Where Will EUR/USD Head Next?
From today’s point of view, we see that the situation in the very short term hasn’t changed much as EUR/USD is currently trading inside yesterday’s black candle under the black declining resistance line.
On one hand, the buy signal generated by the Stochastic Oscillator is still active, supporting currency bulls and higher values of the exchange rate.
On the other hand, the probability of the head and shoulders formation remains in the cards – especially when we factor in the fact that EUR/USD reversed and decline after a climb to the black declining resistance line based on the previous highs.
Such price action suggests that despite the support from the site of the Stochastic, the pair could move lower and test the blue support line (the neck line of the above-mentioned pattern) in the coming day(s).
If we see a breakdown under this line, we’ll consider opening short positions.
Nevertheless, when we zoom out our picture, we’ll find the answer to the major question: why the hell the euro is not falling yet?

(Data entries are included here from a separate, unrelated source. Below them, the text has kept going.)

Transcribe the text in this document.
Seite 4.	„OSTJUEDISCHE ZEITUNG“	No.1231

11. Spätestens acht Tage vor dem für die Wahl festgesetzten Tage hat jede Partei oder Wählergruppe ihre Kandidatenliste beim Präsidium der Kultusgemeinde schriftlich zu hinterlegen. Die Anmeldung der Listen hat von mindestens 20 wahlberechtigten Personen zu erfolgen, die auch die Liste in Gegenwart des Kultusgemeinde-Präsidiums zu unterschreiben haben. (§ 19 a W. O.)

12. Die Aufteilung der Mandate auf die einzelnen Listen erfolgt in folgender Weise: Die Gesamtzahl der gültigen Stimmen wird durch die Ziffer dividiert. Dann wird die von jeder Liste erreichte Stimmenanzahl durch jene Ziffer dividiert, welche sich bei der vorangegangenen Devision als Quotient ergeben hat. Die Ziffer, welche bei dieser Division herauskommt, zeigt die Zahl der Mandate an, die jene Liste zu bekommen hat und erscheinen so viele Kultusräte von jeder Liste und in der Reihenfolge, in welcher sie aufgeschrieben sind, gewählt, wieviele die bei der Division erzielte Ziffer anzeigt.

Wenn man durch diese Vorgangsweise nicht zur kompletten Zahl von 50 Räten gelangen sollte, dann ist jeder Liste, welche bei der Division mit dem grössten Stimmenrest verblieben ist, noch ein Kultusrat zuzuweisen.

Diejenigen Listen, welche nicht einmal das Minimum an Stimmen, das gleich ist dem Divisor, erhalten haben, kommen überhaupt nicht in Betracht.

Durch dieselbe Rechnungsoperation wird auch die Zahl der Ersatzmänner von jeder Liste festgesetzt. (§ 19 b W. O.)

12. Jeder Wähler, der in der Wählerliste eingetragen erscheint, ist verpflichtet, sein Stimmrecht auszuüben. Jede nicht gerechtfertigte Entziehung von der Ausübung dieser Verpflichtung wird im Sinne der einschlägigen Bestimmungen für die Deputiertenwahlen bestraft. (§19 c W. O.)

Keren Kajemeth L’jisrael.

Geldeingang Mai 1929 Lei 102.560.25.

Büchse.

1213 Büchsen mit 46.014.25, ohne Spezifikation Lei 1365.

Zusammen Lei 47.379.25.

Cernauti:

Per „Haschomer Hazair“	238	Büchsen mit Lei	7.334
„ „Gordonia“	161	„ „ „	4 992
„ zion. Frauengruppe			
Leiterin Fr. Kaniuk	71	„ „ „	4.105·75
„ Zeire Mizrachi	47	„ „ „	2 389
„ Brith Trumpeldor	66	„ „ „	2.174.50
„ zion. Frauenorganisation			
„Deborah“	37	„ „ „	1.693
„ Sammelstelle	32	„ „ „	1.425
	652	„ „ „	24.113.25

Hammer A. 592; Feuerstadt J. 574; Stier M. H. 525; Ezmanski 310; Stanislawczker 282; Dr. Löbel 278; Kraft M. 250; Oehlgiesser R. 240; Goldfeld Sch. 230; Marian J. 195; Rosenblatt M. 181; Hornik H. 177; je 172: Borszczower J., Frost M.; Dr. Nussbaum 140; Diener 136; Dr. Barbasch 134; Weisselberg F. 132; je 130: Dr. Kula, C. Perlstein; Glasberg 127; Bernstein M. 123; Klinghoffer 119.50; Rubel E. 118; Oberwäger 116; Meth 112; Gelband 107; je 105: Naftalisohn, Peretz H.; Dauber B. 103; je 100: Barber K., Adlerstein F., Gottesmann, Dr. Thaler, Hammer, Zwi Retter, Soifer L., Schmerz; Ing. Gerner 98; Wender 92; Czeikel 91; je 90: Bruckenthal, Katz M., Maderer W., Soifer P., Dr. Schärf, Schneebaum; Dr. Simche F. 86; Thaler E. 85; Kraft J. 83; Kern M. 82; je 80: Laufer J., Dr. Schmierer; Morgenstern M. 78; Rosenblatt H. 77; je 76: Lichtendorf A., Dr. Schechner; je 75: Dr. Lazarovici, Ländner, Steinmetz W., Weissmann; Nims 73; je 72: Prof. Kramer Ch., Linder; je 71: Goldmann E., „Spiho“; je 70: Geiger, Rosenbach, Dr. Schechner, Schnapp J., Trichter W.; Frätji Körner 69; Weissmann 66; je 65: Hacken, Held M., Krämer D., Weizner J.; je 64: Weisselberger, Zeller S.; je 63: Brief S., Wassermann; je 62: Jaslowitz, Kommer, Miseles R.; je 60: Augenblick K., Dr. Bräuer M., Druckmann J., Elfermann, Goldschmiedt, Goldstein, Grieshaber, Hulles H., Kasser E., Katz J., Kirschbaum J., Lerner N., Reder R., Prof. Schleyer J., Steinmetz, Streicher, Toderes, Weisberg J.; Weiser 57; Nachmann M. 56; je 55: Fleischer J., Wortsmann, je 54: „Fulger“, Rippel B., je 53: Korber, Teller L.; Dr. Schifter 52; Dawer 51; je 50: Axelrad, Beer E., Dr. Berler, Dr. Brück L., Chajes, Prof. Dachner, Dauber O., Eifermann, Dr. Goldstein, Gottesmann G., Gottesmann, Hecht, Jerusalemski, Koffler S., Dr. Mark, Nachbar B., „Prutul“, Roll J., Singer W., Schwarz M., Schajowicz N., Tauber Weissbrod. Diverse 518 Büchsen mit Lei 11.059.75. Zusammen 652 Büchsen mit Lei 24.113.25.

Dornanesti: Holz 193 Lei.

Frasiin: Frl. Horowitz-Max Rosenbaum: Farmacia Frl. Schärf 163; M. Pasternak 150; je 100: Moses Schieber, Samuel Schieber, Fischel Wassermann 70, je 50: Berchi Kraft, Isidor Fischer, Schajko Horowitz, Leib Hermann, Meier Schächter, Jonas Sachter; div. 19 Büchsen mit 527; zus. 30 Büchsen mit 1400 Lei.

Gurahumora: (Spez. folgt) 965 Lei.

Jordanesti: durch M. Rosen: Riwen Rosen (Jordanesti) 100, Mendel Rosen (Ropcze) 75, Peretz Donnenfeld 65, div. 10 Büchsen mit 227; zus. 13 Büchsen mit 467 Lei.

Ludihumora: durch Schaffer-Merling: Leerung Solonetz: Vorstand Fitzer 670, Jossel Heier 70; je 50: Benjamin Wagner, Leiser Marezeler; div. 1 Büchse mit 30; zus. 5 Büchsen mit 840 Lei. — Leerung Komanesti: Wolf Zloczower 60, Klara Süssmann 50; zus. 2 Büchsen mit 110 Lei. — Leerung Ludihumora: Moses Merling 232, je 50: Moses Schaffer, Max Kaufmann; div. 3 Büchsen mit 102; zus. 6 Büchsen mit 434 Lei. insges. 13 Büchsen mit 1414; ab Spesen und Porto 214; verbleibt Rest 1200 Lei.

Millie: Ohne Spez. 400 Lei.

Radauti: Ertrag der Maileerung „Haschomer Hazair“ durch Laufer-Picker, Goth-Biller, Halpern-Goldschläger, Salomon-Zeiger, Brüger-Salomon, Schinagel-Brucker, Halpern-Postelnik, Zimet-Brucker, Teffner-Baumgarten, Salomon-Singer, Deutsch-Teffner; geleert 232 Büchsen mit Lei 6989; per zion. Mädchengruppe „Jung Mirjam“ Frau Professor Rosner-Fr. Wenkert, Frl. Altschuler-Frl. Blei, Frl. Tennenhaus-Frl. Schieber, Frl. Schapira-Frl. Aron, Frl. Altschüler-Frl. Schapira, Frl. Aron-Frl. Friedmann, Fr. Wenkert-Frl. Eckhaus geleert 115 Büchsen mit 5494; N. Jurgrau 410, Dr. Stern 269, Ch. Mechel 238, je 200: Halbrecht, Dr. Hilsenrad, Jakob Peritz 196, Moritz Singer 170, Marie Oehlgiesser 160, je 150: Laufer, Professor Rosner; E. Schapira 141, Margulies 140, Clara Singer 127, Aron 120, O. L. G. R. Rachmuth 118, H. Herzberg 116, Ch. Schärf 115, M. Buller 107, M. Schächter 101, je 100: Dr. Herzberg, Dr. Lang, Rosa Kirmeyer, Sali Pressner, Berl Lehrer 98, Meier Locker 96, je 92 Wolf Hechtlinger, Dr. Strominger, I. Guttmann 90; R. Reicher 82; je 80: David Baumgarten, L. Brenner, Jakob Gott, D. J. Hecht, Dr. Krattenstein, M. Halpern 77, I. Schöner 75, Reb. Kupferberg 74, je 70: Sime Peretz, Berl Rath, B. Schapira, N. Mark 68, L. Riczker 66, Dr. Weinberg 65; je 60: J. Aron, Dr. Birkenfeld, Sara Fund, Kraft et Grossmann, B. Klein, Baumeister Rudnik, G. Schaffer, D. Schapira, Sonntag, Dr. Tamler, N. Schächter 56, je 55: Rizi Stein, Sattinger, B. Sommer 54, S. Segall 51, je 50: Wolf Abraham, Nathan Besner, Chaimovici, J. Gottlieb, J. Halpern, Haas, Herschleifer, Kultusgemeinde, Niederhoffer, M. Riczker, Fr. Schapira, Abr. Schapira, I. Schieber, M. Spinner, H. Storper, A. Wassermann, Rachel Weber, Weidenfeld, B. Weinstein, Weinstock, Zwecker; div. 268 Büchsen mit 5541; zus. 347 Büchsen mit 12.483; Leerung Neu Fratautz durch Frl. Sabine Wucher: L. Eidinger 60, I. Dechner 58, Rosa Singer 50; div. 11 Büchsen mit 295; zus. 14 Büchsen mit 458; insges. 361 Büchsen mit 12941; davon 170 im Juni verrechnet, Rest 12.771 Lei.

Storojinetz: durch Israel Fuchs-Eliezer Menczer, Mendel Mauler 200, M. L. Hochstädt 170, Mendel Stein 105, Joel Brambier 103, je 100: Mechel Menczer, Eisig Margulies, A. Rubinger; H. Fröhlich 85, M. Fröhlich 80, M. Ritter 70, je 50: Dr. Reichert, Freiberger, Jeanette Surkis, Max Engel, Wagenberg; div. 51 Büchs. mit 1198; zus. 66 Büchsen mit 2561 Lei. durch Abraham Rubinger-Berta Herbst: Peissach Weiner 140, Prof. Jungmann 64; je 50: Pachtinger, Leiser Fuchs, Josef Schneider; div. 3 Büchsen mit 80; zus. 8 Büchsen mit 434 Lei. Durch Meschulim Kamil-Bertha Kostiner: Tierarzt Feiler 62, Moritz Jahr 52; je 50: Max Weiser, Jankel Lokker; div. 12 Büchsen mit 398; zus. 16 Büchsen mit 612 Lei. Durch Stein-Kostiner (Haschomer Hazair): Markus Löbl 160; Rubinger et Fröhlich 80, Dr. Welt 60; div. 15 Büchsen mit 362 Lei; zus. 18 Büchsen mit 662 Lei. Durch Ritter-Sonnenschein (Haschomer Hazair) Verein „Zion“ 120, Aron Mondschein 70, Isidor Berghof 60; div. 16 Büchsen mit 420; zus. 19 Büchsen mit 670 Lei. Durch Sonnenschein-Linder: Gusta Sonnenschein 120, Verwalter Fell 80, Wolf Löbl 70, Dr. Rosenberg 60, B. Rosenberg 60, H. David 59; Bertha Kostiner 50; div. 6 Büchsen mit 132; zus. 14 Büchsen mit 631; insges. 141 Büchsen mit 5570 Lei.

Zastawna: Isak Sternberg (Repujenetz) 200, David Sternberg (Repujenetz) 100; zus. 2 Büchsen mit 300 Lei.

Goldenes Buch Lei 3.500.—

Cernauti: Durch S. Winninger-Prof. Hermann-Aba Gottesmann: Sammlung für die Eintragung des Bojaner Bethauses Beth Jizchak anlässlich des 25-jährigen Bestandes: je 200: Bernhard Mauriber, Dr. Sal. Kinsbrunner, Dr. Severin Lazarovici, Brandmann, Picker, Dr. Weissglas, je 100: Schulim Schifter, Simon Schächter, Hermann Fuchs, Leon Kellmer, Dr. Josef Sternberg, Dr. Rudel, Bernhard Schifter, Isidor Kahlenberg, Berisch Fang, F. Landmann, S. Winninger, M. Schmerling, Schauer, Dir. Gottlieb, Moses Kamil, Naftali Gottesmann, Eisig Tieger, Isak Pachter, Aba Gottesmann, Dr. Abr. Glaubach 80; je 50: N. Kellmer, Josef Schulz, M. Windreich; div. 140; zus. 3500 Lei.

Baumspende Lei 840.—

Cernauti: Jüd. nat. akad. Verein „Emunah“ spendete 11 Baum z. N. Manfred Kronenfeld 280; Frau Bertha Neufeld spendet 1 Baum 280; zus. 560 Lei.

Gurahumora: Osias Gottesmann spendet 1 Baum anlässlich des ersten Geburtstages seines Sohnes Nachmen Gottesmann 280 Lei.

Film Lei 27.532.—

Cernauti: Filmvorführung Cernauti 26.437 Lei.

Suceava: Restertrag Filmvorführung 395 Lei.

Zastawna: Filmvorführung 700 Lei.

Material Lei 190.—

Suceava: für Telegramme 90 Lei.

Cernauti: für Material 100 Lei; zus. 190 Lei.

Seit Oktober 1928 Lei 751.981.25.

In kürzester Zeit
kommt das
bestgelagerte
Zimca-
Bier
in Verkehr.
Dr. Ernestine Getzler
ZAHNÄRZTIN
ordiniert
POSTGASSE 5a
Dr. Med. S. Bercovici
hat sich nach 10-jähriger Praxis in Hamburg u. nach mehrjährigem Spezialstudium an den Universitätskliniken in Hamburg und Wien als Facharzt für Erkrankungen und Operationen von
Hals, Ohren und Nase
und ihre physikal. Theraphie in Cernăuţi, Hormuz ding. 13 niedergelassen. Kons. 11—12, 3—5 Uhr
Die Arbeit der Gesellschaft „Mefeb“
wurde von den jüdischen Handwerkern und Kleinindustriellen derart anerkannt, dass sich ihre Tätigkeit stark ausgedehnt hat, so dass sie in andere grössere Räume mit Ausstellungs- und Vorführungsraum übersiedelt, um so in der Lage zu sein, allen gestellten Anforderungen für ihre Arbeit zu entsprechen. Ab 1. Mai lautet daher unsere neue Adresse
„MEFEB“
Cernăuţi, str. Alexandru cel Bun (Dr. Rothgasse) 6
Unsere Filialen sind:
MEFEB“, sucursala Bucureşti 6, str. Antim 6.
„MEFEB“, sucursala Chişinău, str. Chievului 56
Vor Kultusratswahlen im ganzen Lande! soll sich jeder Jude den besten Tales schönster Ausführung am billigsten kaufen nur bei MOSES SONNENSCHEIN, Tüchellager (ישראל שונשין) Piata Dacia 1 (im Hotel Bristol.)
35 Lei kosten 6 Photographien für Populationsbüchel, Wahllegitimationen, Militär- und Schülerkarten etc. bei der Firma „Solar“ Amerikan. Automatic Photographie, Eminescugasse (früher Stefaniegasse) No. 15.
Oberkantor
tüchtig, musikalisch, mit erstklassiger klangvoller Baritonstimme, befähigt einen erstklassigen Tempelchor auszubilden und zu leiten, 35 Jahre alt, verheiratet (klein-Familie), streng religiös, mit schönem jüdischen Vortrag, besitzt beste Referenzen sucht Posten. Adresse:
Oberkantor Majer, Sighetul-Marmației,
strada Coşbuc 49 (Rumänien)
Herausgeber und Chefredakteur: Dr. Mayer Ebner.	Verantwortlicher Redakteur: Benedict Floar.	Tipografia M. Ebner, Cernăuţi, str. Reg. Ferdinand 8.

As you see on the weekly chart, the exchange rate is still trading inside the blue consolidation, which suggests that as long as there is no confirmed breakout above the upper border of the formation (or a breakdown under the lower line) another significant move is not likely to be seen.
Nevertheless, when we zoom out the chart once again, we’ll see what the long-term picture suggests.
On the monthly chart, we see that EUR/USD is still trading under the 38.2% Fibonacci retracement and the long-term brown declining resistance line (the upper border of the long-term declining wedge), which together with the current position of the indicators (the CCI and the Stochastic Oscillator generated the sell signals) indicate that the space for gains is limited.
In other words, the likelihood that the next bigger move will be to the downside is more likely than the pro-bullish scenario at the moment of writing these words. Nevertheless, it seems that we will have to wait a little longer for the decreases below 1.2000.